One of Adams’ persistent themes was then and is now the stupidity of managers. Having had the chance to hear him on the Harvard Business Review podcast more than 20 years into his comic effort, I was disappointed to understand a little more about how he feels about the people who manage. He isn’t kidding. At all.
In the interview, he repeated his original assertion that managers are people who have been promoted so as to minimize the damage they can do. Rather than doing real work, they will schedule meetings and “order the doughnuts.” Pressed on this point by the interviewer, Adams stated that he supposed some managers could be really good at their jobs if they were the kind of people willing to get others to sacrifice their health and happiness to increase the profit of the corporation and to advance the career of the manager.
If I’d heard the interview 20 years ago, I probably would have just agreed with Adams and kept reading Dilbert. But having had the time to observe some really good managers up close and even to exercise that function so as to understand the responsibility, I disagree intensely with the cartoonist. People who lead organizations and departments within organizations certainly can be subpar. And they can exercise authority poorly. Being a decent manager is difficult.

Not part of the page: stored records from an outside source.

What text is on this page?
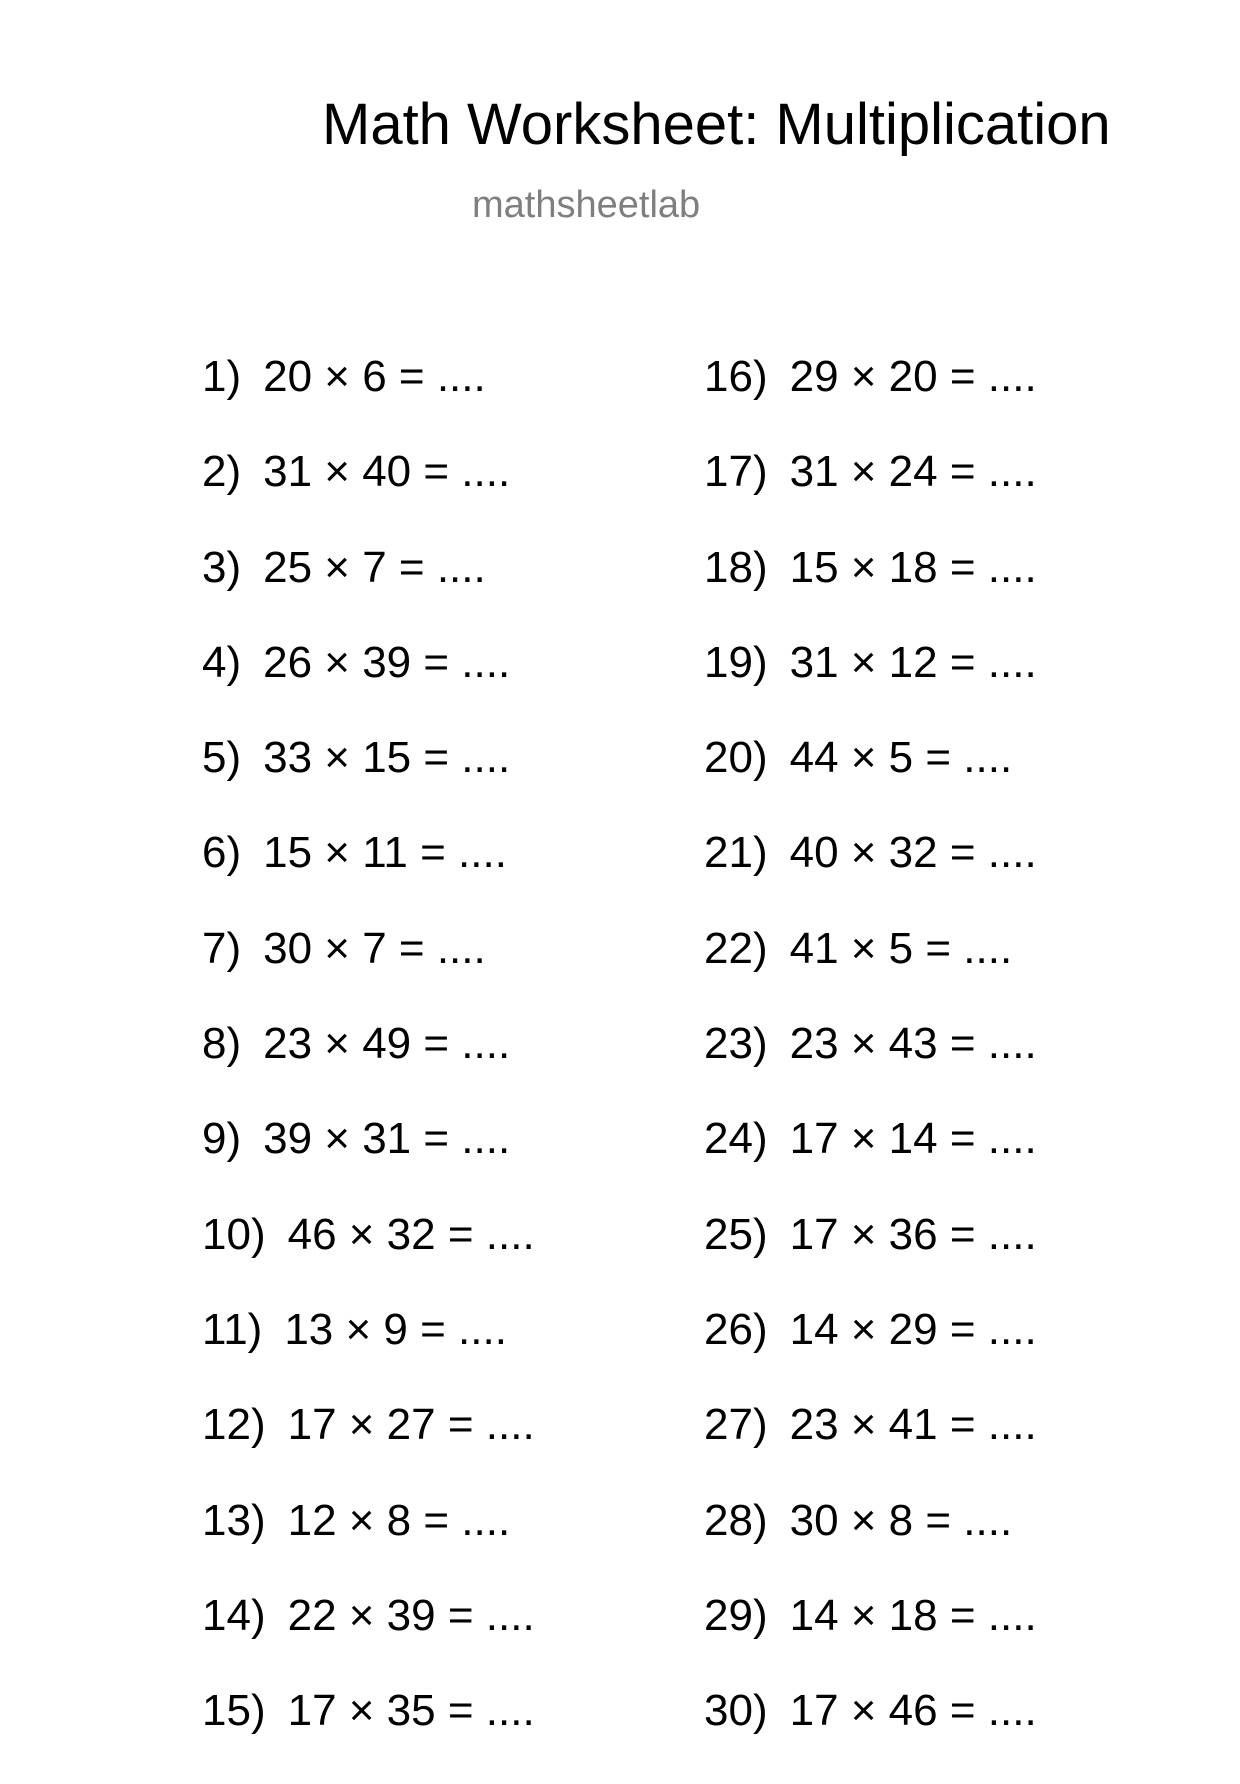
Math Worksheet: Multiplication
mathsheetlab
1) 20 × 6 = ....
2) 31 × 40 = ....
3) 25 × 7 = ....
4) 26 × 39 = ....
5) 33 × 15 = ....
6) 15 × 11 = ....
7) 30 × 7 = ....
8) 23 × 49 = ....
9) 39 × 31 = ....
10) 46 × 32 = ....
11) 13 × 9 = ....
12) 17 × 27 = ....
13) 12 × 8 = ....
14) 22 × 39 = ....
15) 17 × 35 = ....
16) 29 × 20 = ....
17) 31 × 24 = ....
18) 15 × 18 = ....
19) 31 × 12 = ....
20) 44 × 5 = ....
21) 40 × 32 = ....
22) 41 × 5 = ....
23) 23 × 43 = ....
24) 17 × 14 = ....
25) 17 × 36 = ....
26) 14 × 29 = ....
27) 23 × 41 = ....
28) 30 × 8 = ....
29) 14 × 18 = ....
30) 17 × 46 = ....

But have you ever worked under a really good manager or leader? I have. It is absolutely glorious to be able to trust a good manager to help set out a vision of success, to coordinate the efforts of the group, to hold people accountable, and to take the lead on solving problems. I still remember the first time I was in a really big meeting with a boss I won’t name so as not to embarrass him. What amazed me was how interested he was in hearing ideas from others. He didn’t care about rank or status. He cared about the substance. The way he conducted himself helped me to be comfortable that he would make a good decision. And even if the decision wasn’t the one I wanted, I could take comfort in knowing that he had heard alternative points of view and seriously considered them.

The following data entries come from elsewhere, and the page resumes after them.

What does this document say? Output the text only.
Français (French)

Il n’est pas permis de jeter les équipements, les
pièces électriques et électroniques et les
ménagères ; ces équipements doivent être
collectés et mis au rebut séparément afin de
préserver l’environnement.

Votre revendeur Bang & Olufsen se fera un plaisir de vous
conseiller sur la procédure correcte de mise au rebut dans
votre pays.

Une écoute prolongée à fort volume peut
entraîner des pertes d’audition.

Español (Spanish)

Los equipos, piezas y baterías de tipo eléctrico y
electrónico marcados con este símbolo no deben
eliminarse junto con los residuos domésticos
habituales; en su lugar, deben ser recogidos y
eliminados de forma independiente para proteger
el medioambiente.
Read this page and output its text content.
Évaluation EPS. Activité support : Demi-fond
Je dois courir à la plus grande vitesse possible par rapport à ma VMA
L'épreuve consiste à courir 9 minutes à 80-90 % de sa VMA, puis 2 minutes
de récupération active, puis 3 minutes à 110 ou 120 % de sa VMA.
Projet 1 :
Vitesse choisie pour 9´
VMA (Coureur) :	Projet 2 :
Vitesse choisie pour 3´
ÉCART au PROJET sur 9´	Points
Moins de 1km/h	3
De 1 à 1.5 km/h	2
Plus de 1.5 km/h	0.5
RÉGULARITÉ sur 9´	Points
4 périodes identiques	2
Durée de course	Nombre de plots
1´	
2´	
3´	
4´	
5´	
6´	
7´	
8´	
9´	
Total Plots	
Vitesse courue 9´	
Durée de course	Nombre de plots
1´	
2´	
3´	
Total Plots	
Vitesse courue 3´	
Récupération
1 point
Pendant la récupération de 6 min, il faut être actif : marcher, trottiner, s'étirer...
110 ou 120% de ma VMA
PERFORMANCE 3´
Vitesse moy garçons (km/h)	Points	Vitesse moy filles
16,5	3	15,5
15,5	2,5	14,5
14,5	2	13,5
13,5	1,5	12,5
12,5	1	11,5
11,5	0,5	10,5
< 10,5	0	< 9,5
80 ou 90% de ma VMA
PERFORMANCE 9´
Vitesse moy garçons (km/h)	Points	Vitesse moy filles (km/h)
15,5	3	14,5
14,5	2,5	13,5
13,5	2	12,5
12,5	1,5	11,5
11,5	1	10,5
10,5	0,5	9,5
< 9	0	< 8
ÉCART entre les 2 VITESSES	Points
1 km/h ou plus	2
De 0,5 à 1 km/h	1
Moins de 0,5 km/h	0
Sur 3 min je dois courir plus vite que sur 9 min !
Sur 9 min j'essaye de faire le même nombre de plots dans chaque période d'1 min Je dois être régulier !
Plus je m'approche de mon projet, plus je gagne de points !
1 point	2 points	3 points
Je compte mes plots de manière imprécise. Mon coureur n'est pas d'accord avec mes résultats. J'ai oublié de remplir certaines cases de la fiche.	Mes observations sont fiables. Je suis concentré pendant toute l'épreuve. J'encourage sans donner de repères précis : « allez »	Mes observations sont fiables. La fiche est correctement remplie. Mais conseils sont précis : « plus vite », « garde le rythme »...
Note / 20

The Dilbert/Adams view is a disaffected one. It can be useful. As Adams pointed out, more than a few managers have found a Dilbert strip left under their door. It can work as critique. But don’t stop there. The complaining critic pose is one that should be used selectively lest one become cancerous rather than constructive. Effective employees have to learn how to trust managers. And managers have the responsibility of being worthy of that trust.

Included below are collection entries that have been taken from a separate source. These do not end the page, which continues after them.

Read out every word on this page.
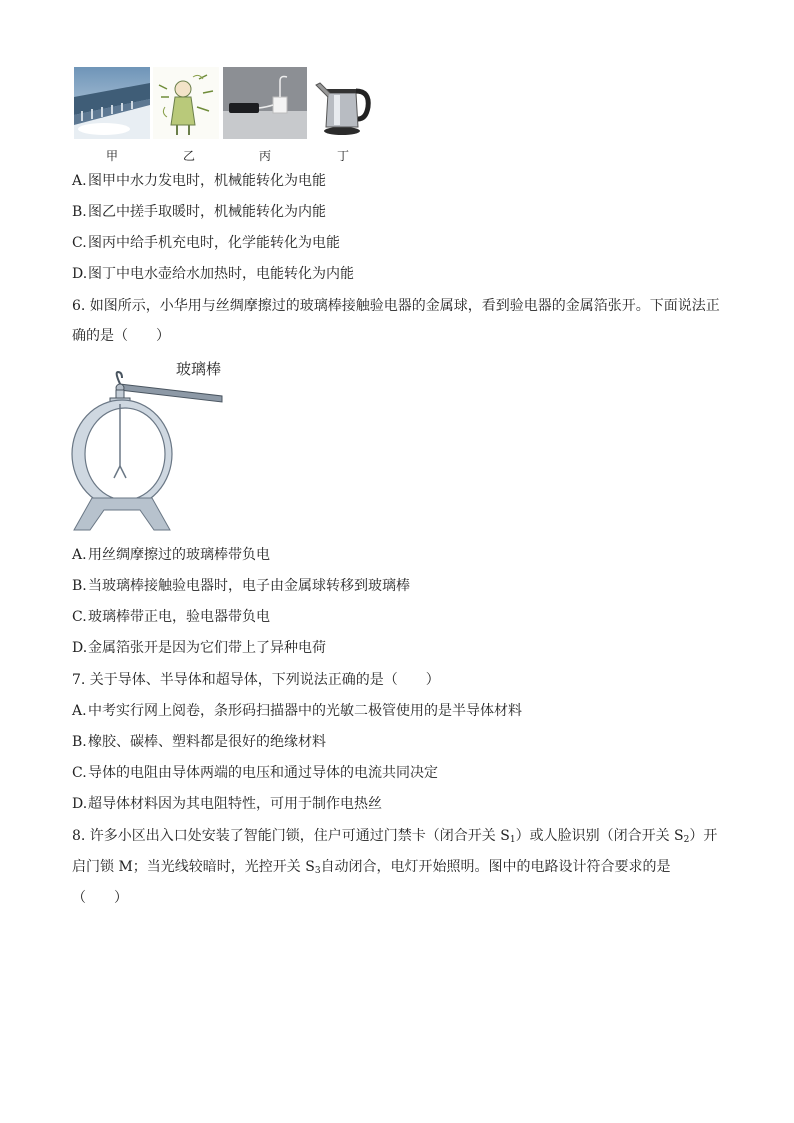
甲	乙	丙	丁
A.图甲中水力发电时，机械能转化为电能
B.图乙中搓手取暖时，机械能转化为内能
C.图丙中给手机充电时，化学能转化为电能
D.图丁中电水壶给水加热时，电能转化为内能
6. 如图所示，小华用与丝绸摩擦过的玻璃棒接触验电器的金属球，看到验电器的金属箔张开。下面说法正
确的是（　　）
玻璃棒
A.用丝绸摩擦过的玻璃棒带负电
B.当玻璃棒接触验电器时，电子由金属球转移到玻璃棒
C.玻璃棒带正电，验电器带负电
D.金属箔张开是因为它们带上了异种电荷
7. 关于导体、半导体和超导体，下列说法正确的是（　　）
A.中考实行网上阅卷，条形码扫描器中的光敏二极管使用的是半导体材料
B.橡胶、碳棒、塑料都是很好的绝缘材料
C.导体的电阻由导体两端的电压和通过导体的电流共同决定
D.超导体材料因为其电阻特性，可用于制作电热丝
8. 许多小区出入口处安装了智能门锁，住户可通过门禁卡（闭合开关 $S_1$）或人脸识别（闭合开关 $S_2$）开
启门锁 M；当光线较暗时，光控开关 $S_3$自动闭合，电灯开始照明。图中的电路设计符合要求的是
（　　）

Because good management is ultimately about trust, I don’t think Adams is right to say managers are promoted to that position to minimize the damage they can do. People are sometimes promoted beyond real management (getting kicked upstairs, as they say) to minimize the damage they can do. The person Adams is thinking about may well have a lofty title, but will have little responsibility, especially responsibility for people and the work they do.